Furthermore, CD8+ T lymphocytes isolated from C. novyi-NT treated mice have been demonstrated to stimulate acquired immunity in tumor-specific models (29). Previous studies have supported the notion that bacteriolytic treatment can stimulate a long-lasting antitumor immune response (23,30). In a previous study, cured animals rejected a subsequent challenge from the same tumor (23). Thus, innate or acquired immunity serves a key role in achieving durable complete responses (CRs) and suppressing distant metastasis (29). Further investigations are required to determine the molecular mechanisms of tumor destruction associated with C. novyi-NT, and the effects of host-mediated immunity on distant metastasis.
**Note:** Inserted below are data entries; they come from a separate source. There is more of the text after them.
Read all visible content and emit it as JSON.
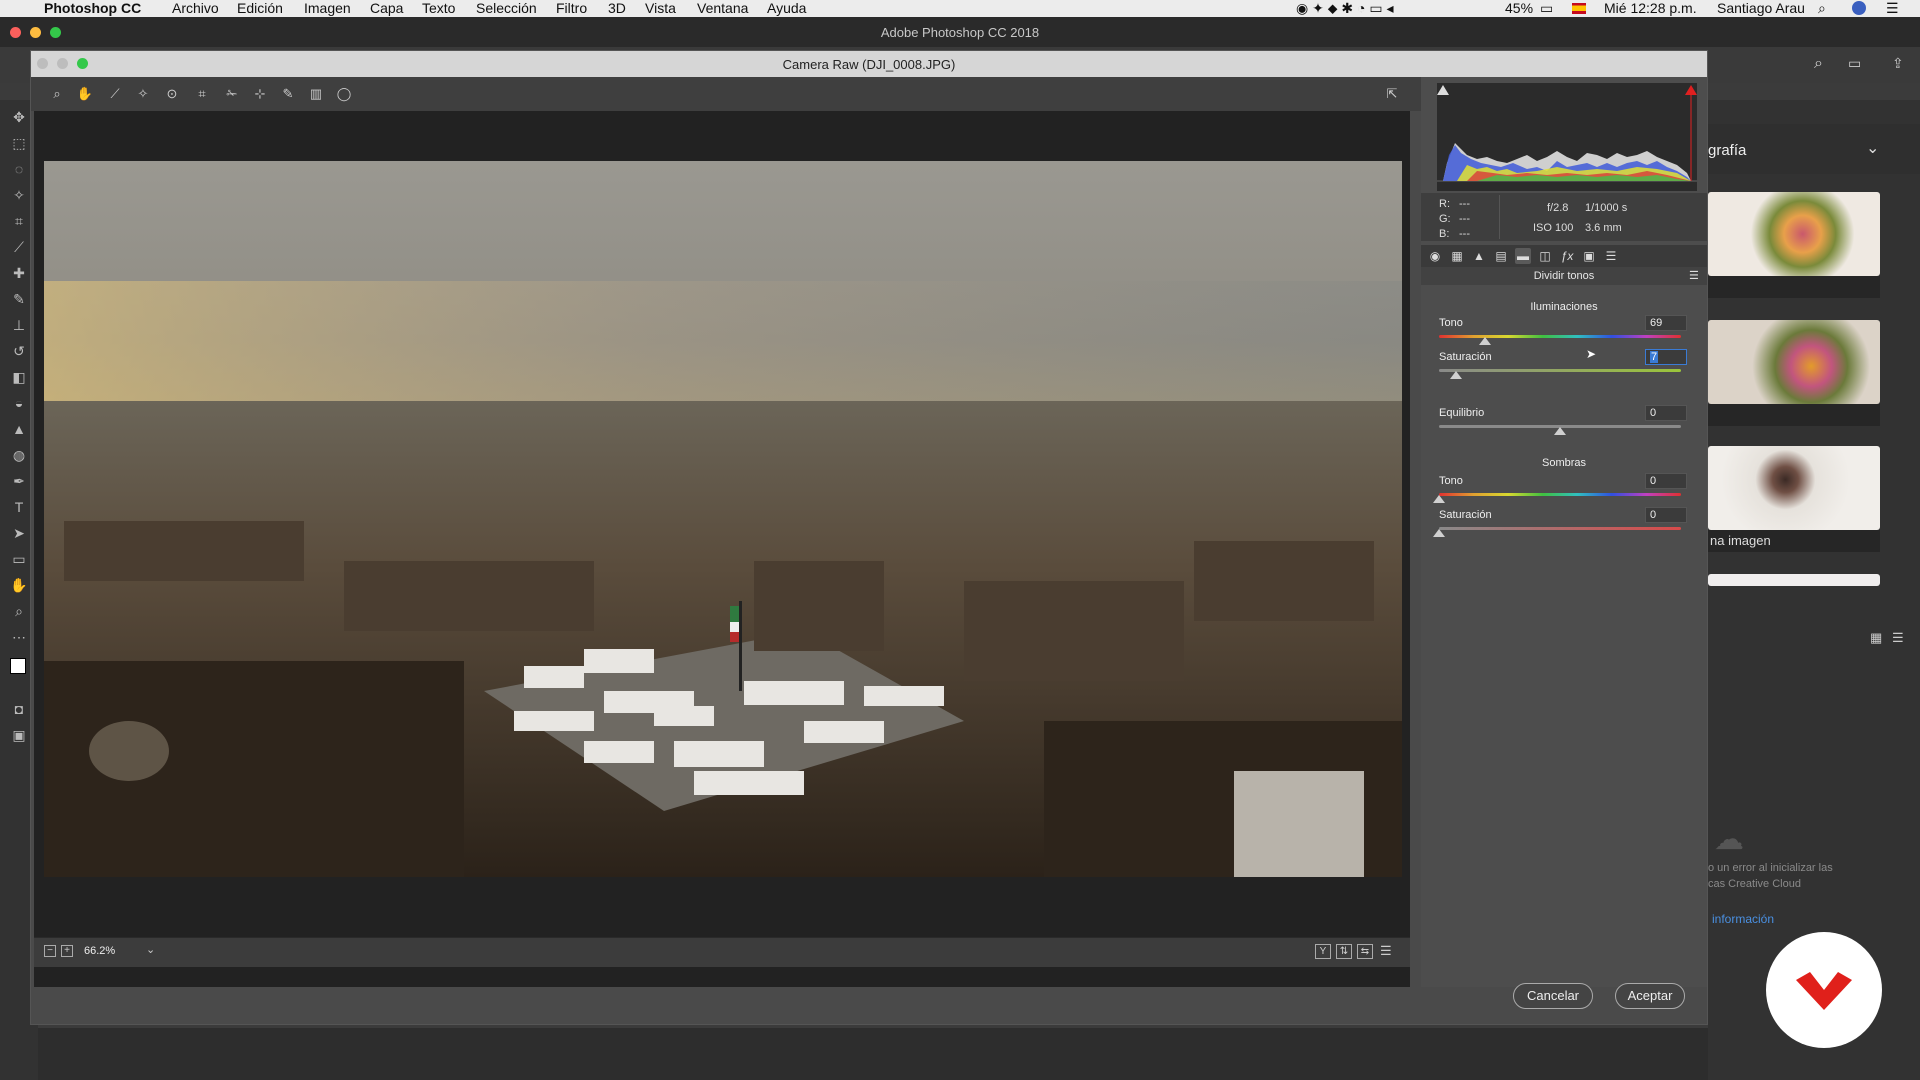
{
  "menubar": {
    "app": "Photoshop CC",
    "items": [
      "Archivo",
      "Edición",
      "Imagen",
      "Capa",
      "Texto",
      "Selección",
      "Filtro",
      "3D",
      "Vista",
      "Ventana",
      "Ayuda"
    ],
    "battery": "45%",
    "datetime": "Mié 12:28 p.m.",
    "user": "Santiago Arau"
  },
  "ps_window": {
    "title": "Adobe Photoshop CC 2018"
  },
  "camera_raw": {
    "title": "Camera Raw (DJI_0008.JPG)",
    "zoom": "66.2%",
    "rgb": {
      "r_label": "R:",
      "g_label": "G:",
      "b_label": "B:",
      "r": "---",
      "g": "---",
      "b": "---"
    },
    "exif": {
      "aperture": "f/2.8",
      "shutter": "1/1000 s",
      "iso": "ISO 100",
      "focal": "3.6 mm"
    },
    "panel_title": "Dividir tonos",
    "highlights": {
      "title": "Iluminaciones",
      "hue_label": "Tono",
      "hue": "69",
      "hue_frac": 0.19,
      "sat_label": "Saturación",
      "sat": "7",
      "sat_frac": 0.07
    },
    "balance": {
      "label": "Equilibrio",
      "value": "0",
      "frac": 0.5
    },
    "shadows": {
      "title": "Sombras",
      "hue_label": "Tono",
      "hue": "0",
      "hue_frac": 0,
      "sat_label": "Saturación",
      "sat": "0",
      "sat_frac": 0
    },
    "cancel": "Cancelar",
    "accept": "Aceptar"
  },
  "right_panel": {
    "header": "grafía",
    "caption3": "na imagen",
    "cc_error": "o un error al inicializar las",
    "cc_error2": "cas Creative Cloud",
    "more_info": "información"
  },
  "colors": {
    "accent": "#3a7bd5",
    "badge_red": "#e0201b"
  }
}
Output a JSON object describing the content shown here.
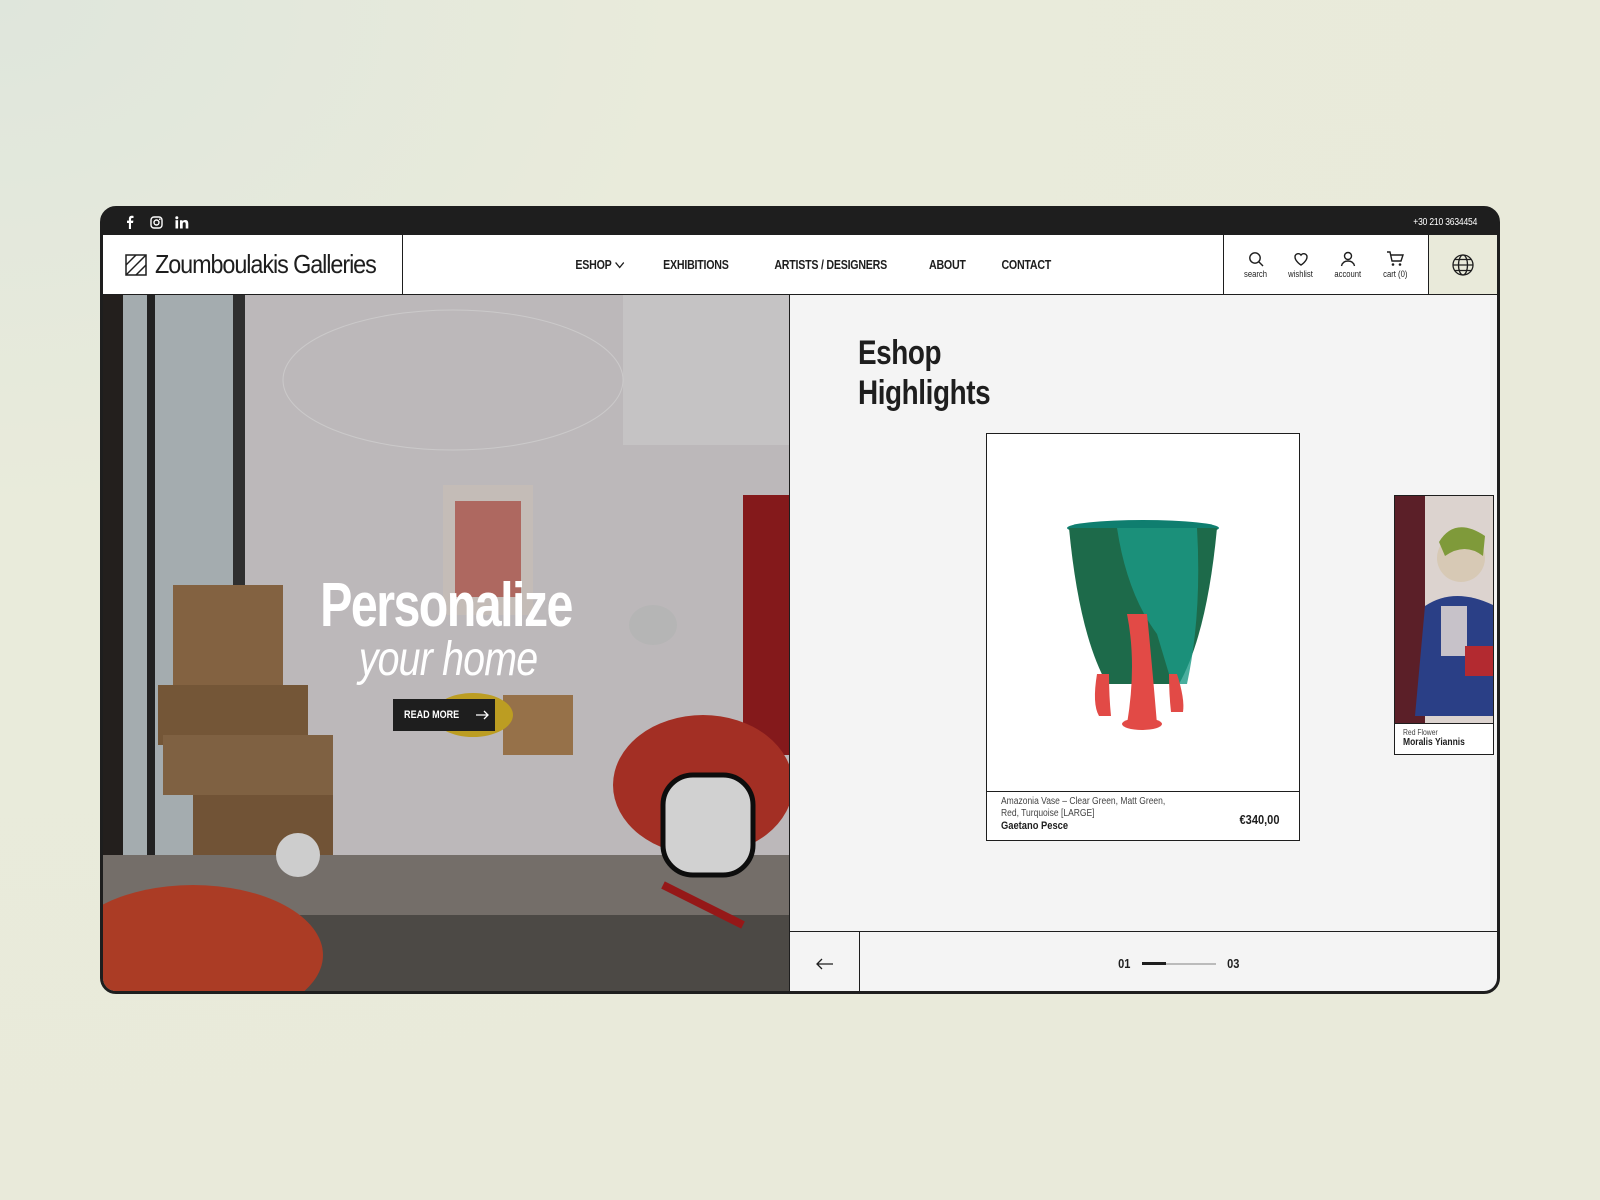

Although C. novyi-NT has exhibited antitumor properties in experimental animal models (23,25,31), concern regarding the efficacy of C. novyi-NT in tumors lacking necrotic areas remains. Being an anaerobic bacterium, C. novyi-NT does not target the oxygen-rich regions of tumors. Generally, small tumors and oxygen-rich tumors lack necrotic areas, resulting in the inability of these spores to colonize small metastases and viable oxygen-requiring regions of tumors, leading to poor clinical outcomes (32). This issue has led researchers to study the use of combination therapy to improve patient outcomes. Further studies applying combination therapy in small solid tumors lacking hypoxic areas are required to provide future direction.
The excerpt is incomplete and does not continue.